Rockefeller University graduate student Teresa Davoli, who will receive her degree this June, has been given a Harold M. Weintraub Graduate Student Award, one of the country’s most prestigious graduate student prizes. Davoli has been a member of Titia de Lange’s Laboratory of Cell Biology and Genetics. The Weintraub Awards, administered by the Fred Hutchinson Cancer Research Center in Seattle, recognize quality, originality and significance of thesis research; Davoli is one of 13 recipients this year.
Davoli, a native of Italy, studied a new mechanism of tetraploidization that is induced by dysfunctional telomeres. Telomeres are structures that cap and protect the ends of chromosomes. When they fail, the result is a series of chromosomal aberrations that can contribute to cancer development.

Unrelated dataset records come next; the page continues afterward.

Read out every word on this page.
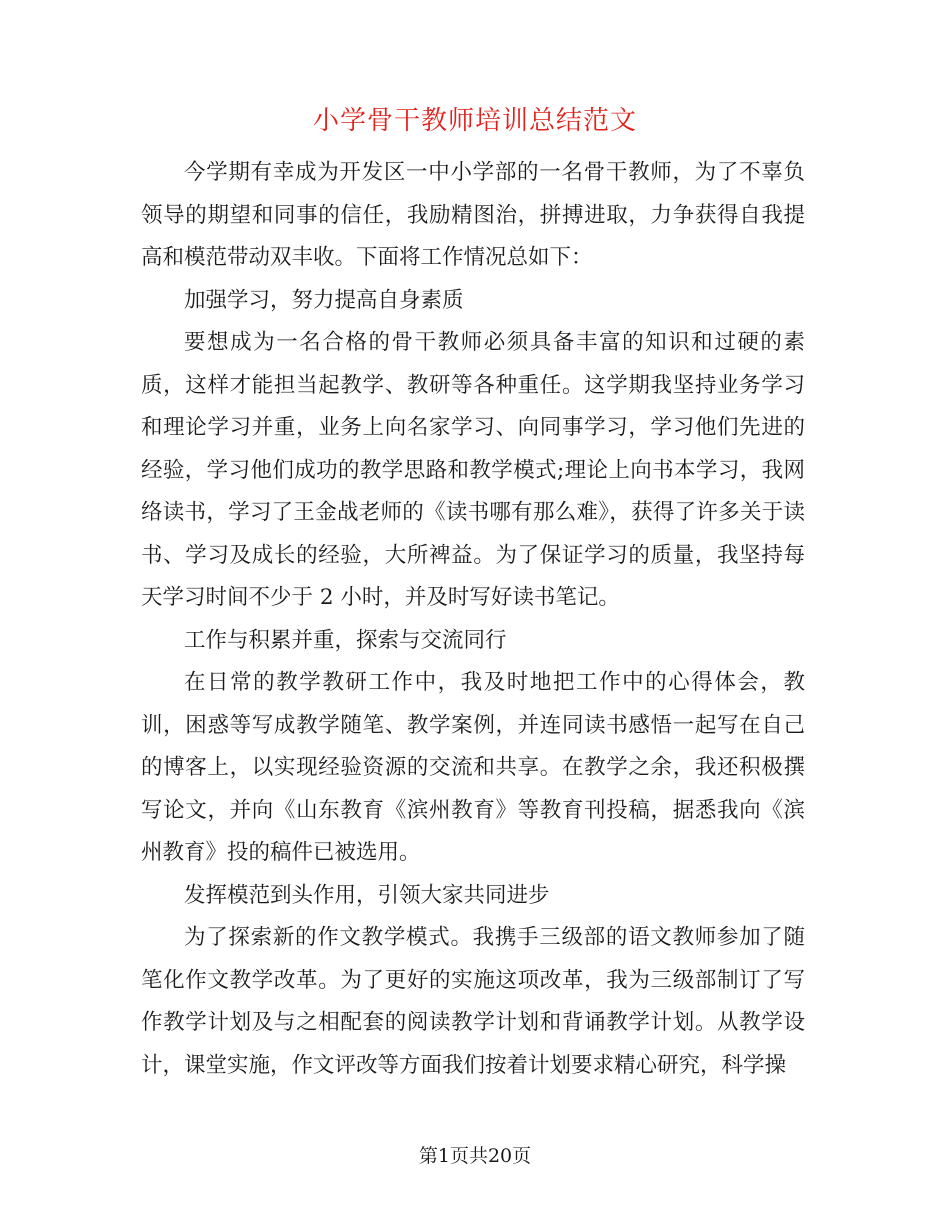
小学骨干教师培训总结范文

今学期有幸成为开发区一中小学部的一名骨干教师，为了不辜负领导的期望和同事的信任，我励精图治，拼搏进取，力争获得自我提高和模范带动双丰收。下面将工作情况总如下：

加强学习，努力提高自身素质

要想成为一名合格的骨干教师必须具备丰富的知识和过硬的素质，这样才能担当起教学、教研等各种重任。这学期我坚持业务学习和理论学习并重，业务上向名家学习、向同事学习，学习他们先进的经验，学习他们成功的教学思路和教学模式;理论上向书本学习，我网络读书，学习了王金战老师的《读书哪有那么难》，获得了许多关于读书、学习及成长的经验，大所裨益。为了保证学习的质量，我坚持每天学习时间不少于 2 小时，并及时写好读书笔记。

工作与积累并重，探索与交流同行

在日常的教学教研工作中，我及时地把工作中的心得体会，教训，困惑等写成教学随笔、教学案例，并连同读书感悟一起写在自己的博客上，以实现经验资源的交流和共享。在教学之余，我还积极撰写论文，并向《山东教育《滨州教育》等教育刊投稿，据悉我向《滨州教育》投的稿件已被选用。

发挥模范到头作用，引领大家共同进步

为了探索新的作文教学模式。我携手三级部的语文教师参加了随笔化作文教学改革。为了更好的实施这项改革，我为三级部制订了写作教学计划及与之相配套的阅读教学计划和背诵教学计划。从教学设计，课堂实施，作文评改等方面我们按着计划要求精心研究，科学操

第1页共20页
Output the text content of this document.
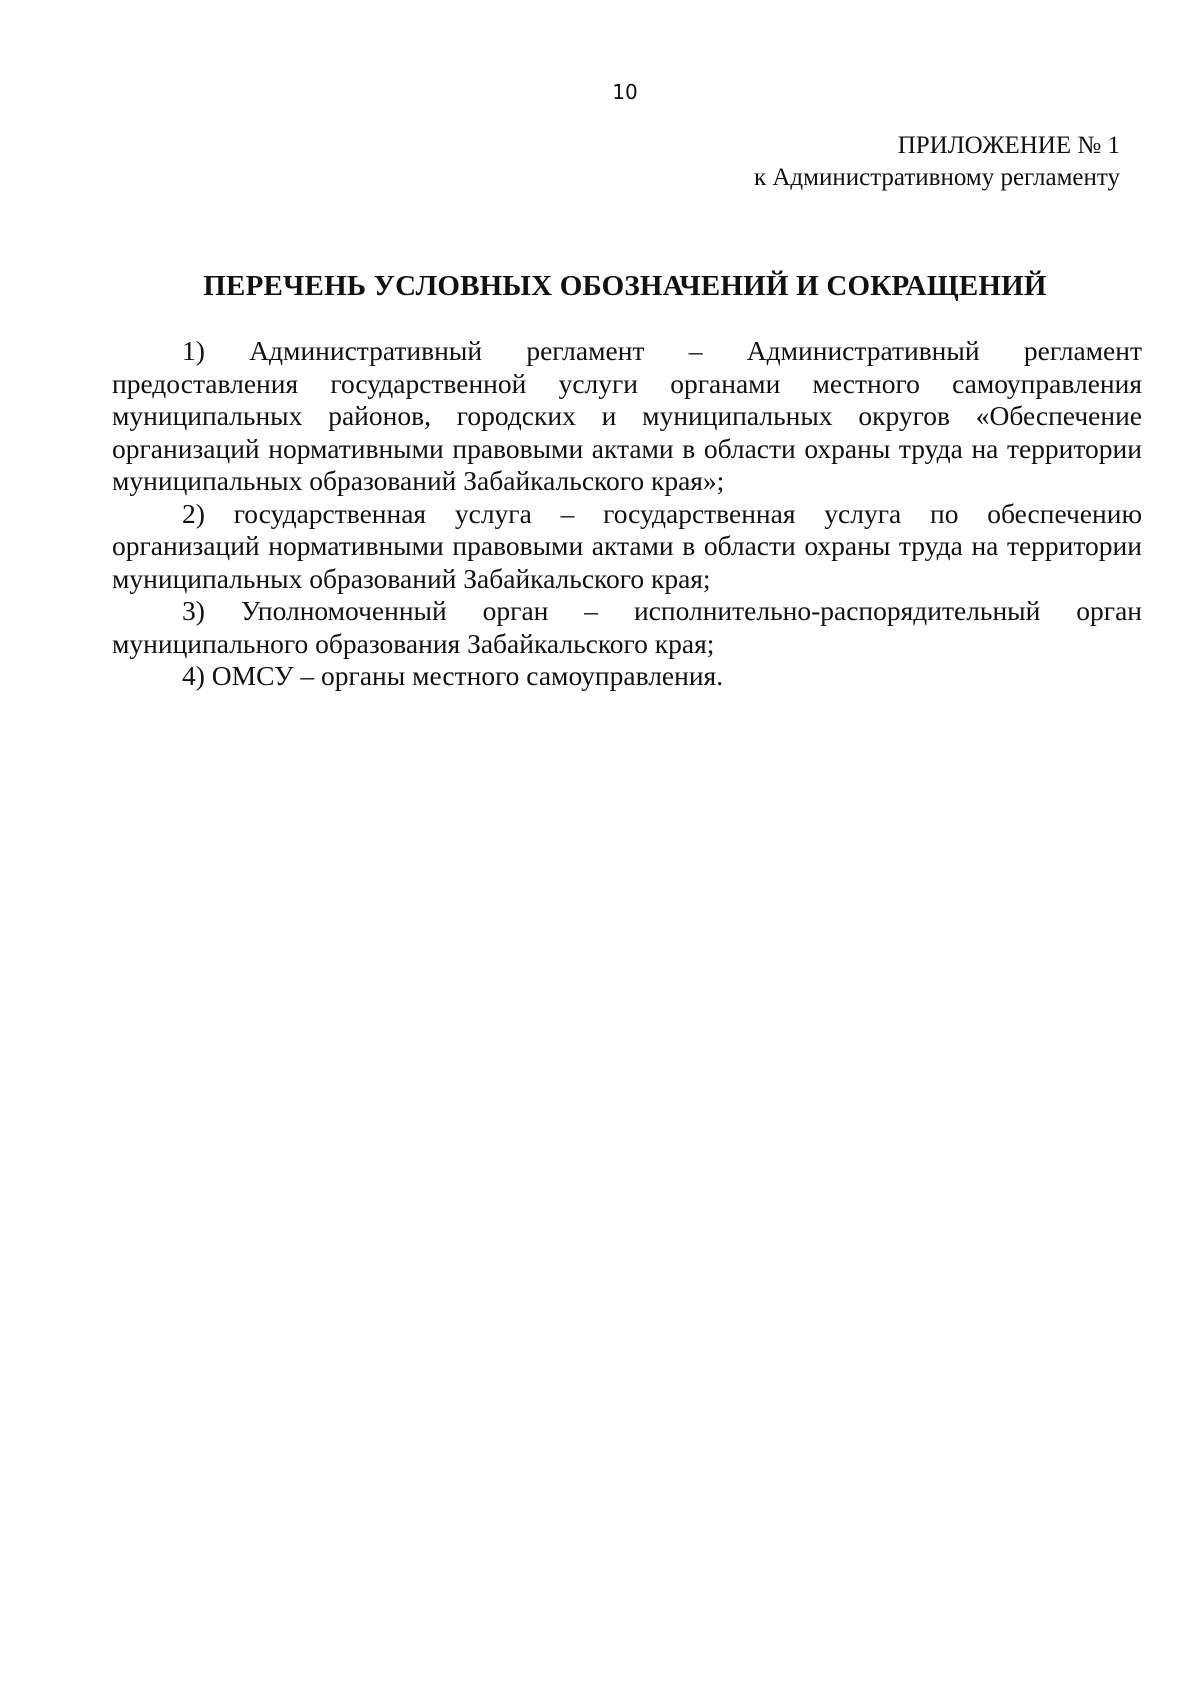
10
ПРИЛОЖЕНИЕ № 1
к Административному регламенту
ПЕРЕЧЕНЬ УСЛОВНЫХ ОБОЗНАЧЕНИЙ И СОКРАЩЕНИЙ

1) Административный регламент – Административный регламент предоставления государственной услуги органами местного самоуправления муниципальных районов, городских и муниципальных округов «Обеспечение организаций нормативными правовыми актами в области охраны труда на территории муниципальных образований Забайкальского края»;

2) государственная услуга – государственная услуга по обеспечению организаций нормативными правовыми актами в области охраны труда на территории муниципальных образований Забайкальского края;

3) Уполномоченный орган – исполнительно-распорядительный орган муниципального образования Забайкальского края;

4) ОМСУ – органы местного самоуправления.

One such aberration, an erroneous duplication of chromosomes known as tetraploidization, can, if allowed to occur, promote the formation of tumors. Davoli has found that the natural shortening of telomeres, which occurs in human cells after extensive proliferation, renders the cells vulnerable to tetraploidization. In addition, she has worked to develop a method to detect and quantify telomeric fusions from the DNA of human tumors, which would make it possible to identify tumors which underwent a telomere crisis during their natural history. This work suggests a new path for the development of chromosome number aberrations in cancer and may contribute to new cancer treatments that target specific vulnerabilities of tumor cells.

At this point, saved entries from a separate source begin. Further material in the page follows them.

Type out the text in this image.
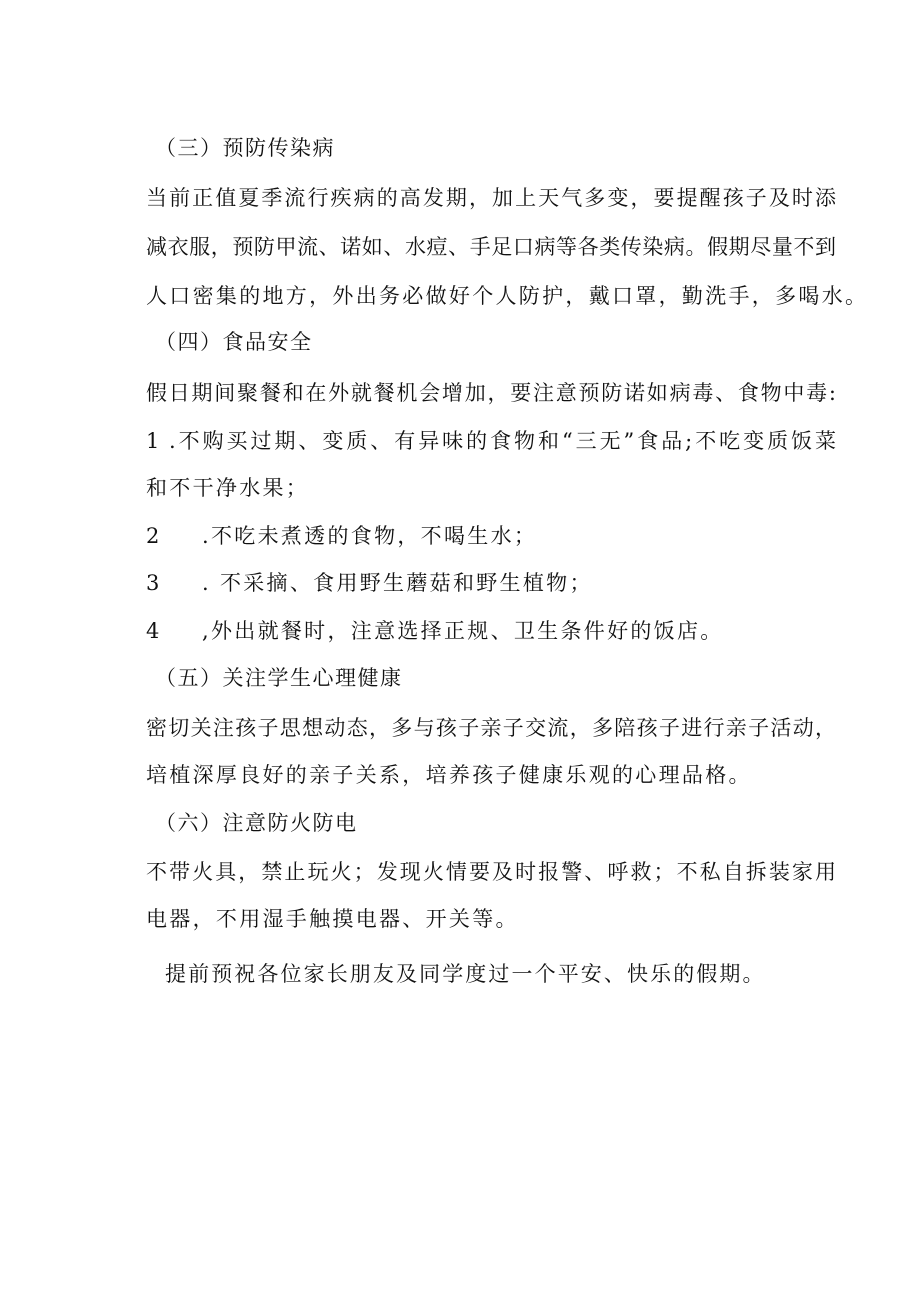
（三）预防传染病
当前正值夏季流行疾病的高发期，加上天气多变，要提醒孩子及时添
减衣服，预防甲流、诺如、水痘、手足口病等各类传染病。假期尽量不到
人口密集的地方，外出务必做好个人防护，戴口罩，勤洗手，多喝水。
（四）食品安全
假日期间聚餐和在外就餐机会增加，要注意预防诺如病毒、食物中毒:
1 .不购买过期、变质、有异味的食物和“三无”食品;不吃变质饭菜
和不干净水果；
2 .不吃未煮透的食物，不喝生水；
3 . 不采摘、食用野生蘑菇和野生植物；
4 ,外出就餐时，注意选择正规、卫生条件好的饭店。
（五）关注学生心理健康
密切关注孩子思想动态，多与孩子亲子交流，多陪孩子进行亲子活动，
培植深厚良好的亲子关系，培养孩子健康乐观的心理品格。
（六）注意防火防电
不带火具，禁止玩火；发现火情要及时报警、呼救；不私自拆装家用
电器，不用湿手触摸电器、开关等。
提前预祝各位家长朋友及同学度过一个平安、快乐的假期。
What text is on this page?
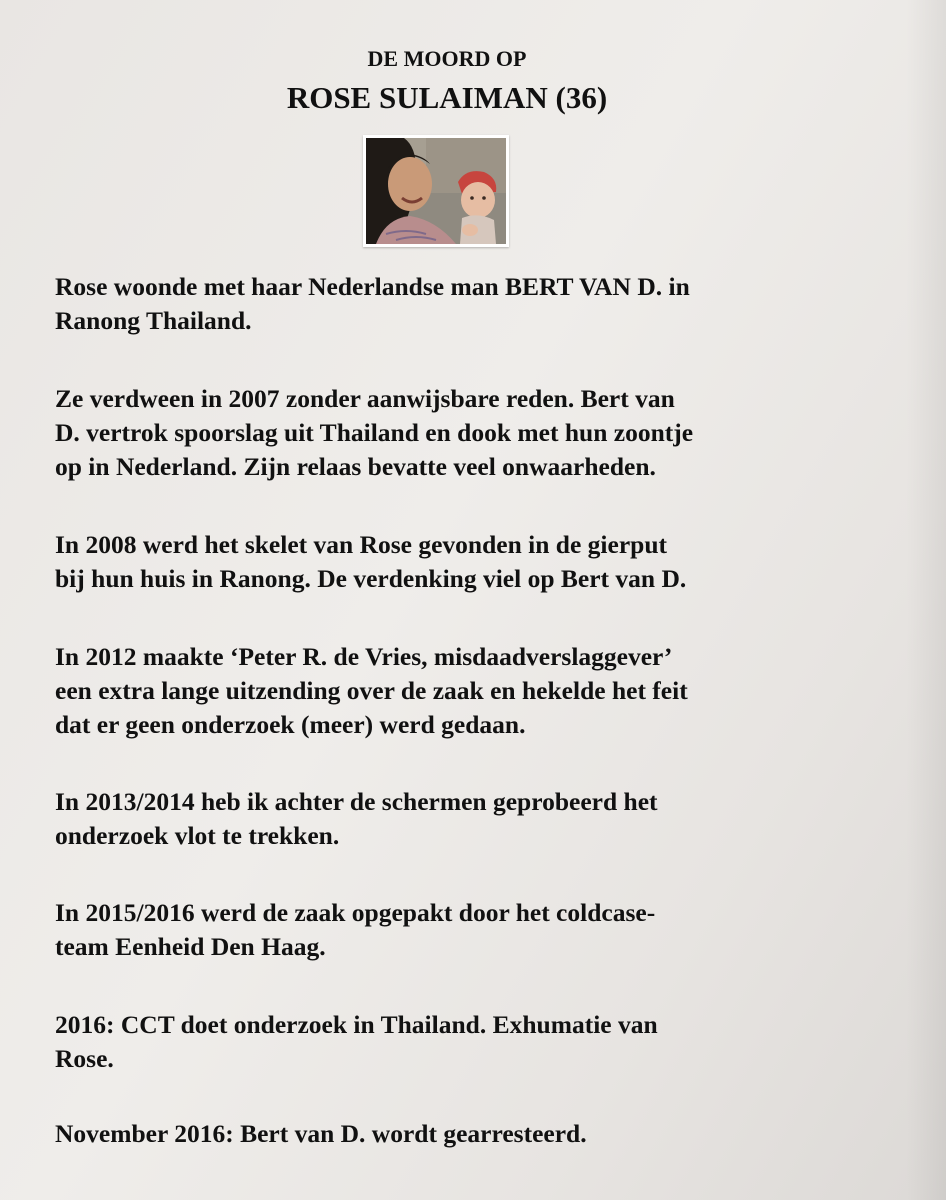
DE MOORD OP
ROSE SULAIMAN (36)

Rose woonde met haar Nederlandse man BERT VAN D. in
Ranong Thailand.

Ze verdween in 2007 zonder aanwijsbare reden. Bert van
D. vertrok spoorslag uit Thailand en dook met hun zoontje
op in Nederland. Zijn relaas bevatte veel onwaarheden.

In 2008 werd het skelet van Rose gevonden in de gierput
bij hun huis in Ranong. De verdenking viel op Bert van D.

In 2012 maakte ‘Peter R. de Vries, misdaadverslaggever’
een extra lange uitzending over de zaak en hekelde het feit
dat er geen onderzoek (meer) werd gedaan.

In 2013/2014 heb ik achter de schermen geprobeerd het
onderzoek vlot te trekken.

In 2015/2016 werd de zaak opgepakt door het coldcase-
team Eenheid Den Haag.

2016: CCT doet onderzoek in Thailand. Exhumatie van
Rose.

November 2016: Bert van D. wordt gearresteerd.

Davoli earned her bachelor’s degree in molecular biology from the University of Pisa and a master’s in medical biotechnology from the San Raffaele University in Milan. She enrolled in Rockefeller’s graduate program in 2006 and was awarded the university’s David Rockefeller Fellowship in 2010. She will graduate in 2013 and continue her research as a postdoc at Harvard Medical School.
The Weintraub Award was established in 2000 and honors the late Harold M. Weintraub, a founding member of the Fred Hutchinson Cancer Research Center’s basic sciences division who died from brain cancer in 1995, at the age of 49. Weintraub was an international leader in the field of molecular biology who, among other contributions, identified genes responsible for cell differentiation.

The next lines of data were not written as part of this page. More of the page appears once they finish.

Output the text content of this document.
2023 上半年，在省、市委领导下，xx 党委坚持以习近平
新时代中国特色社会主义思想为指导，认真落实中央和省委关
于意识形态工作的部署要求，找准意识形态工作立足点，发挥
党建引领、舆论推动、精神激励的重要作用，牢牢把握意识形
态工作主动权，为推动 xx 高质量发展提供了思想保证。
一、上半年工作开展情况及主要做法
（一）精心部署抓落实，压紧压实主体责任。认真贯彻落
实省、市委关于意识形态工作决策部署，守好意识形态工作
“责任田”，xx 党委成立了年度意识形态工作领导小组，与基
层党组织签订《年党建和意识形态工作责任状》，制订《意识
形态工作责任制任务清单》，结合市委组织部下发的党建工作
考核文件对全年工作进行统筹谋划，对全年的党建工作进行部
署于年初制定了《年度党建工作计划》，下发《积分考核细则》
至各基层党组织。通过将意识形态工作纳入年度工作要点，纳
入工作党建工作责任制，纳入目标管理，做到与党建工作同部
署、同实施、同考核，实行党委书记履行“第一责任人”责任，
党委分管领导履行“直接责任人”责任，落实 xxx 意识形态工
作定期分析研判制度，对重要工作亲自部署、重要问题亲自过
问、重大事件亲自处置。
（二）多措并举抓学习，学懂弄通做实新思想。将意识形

The award recipients will participate in a scientific symposium at the Hutchinson Center in Seattle in May, and will receive an honorarium from the Weintraub and Groudine Fund, established to foster intellectual exchange through the promotion of programs for graduate students, fellows and visiting scholars.
Davoli is the eighth Rockefeller student to receive this prestigious award in the last 10 years. Past recipients are Johannes Scheid, Nadya Dimitrova, Sung Hee Ahn-Upton, Vanessa Ruta, Paul Cohen, Karina Del Punta and Agata Smogorzewska; an additional recipient, Gabriel Victora, was a visiting student.